Our analysis of anticipated spec development starts points to a continued easing in development, with 16m sq ft of spec deemed likely come forward over the next 12 months. However, given the continued rises in interest rates and dampened economic outlook, it is likely that many developers may delay putting spades in the ground without securing a pre-let, reducing the anticipated volume.

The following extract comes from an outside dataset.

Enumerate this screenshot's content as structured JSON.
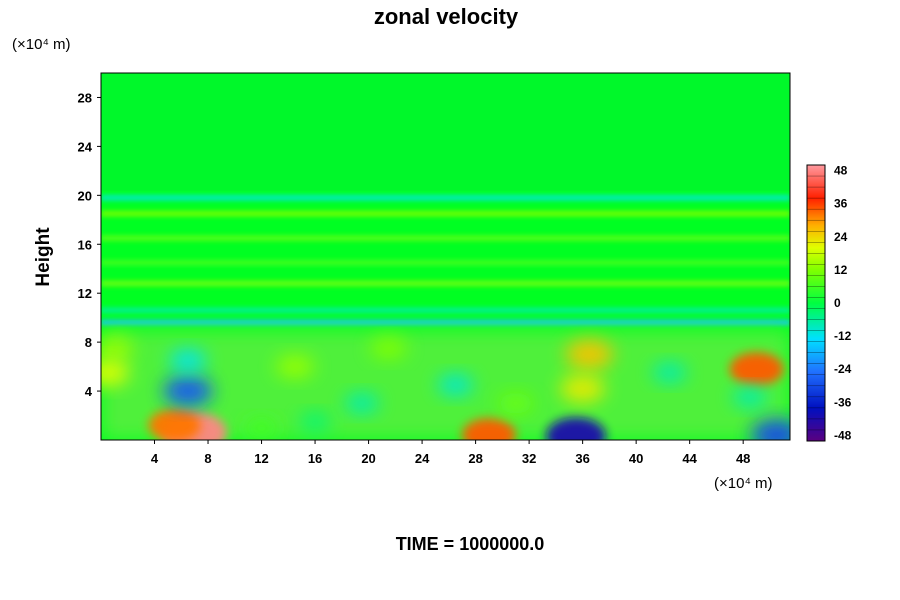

Positively, the slowing pipeline should assuage any fears of potential oversupply in the market, with supply expected to peak towards the end of 2023 then gradually contract during 2024 amid improving confidence in the occupier market.
LAND VALUES STABILISE
While the turbulence in the financial markets impacted heavily on land values in the second half of 2022, a degree of stability has returned in 2023. According LSH’s UK industrial land value index, prevailing sentiment indicates that average values fell by 5% during H1 2023, compared to the sharp fall of 36% in H2 2022.
PRIME RENTAL GROWTH EASES
The pace of rental growth has been easing since the heights of 2021 but, unlike other property sectors, it remains firmly in positive territory. Across the UK’s 60 key markets, average prime rents for 50,000 sq ft units increased by 8% over the 12 months to June 2023, down from 15% in 2021. Growth also eased through the period, increasing 3% in H1 2023, down from 4% in H2 2022. However, rental growth has varied considerably, with the key markets of the North West recording average growth of 13% over the last 12 months.
Given occupiers preference for quality space with strong ESG credentials, and a slowing in the development pipeline, growth rates are forecast to continue easing as opposed to falling in absolute terms, but nonetheless compare favourably with other property sectors in the current climate.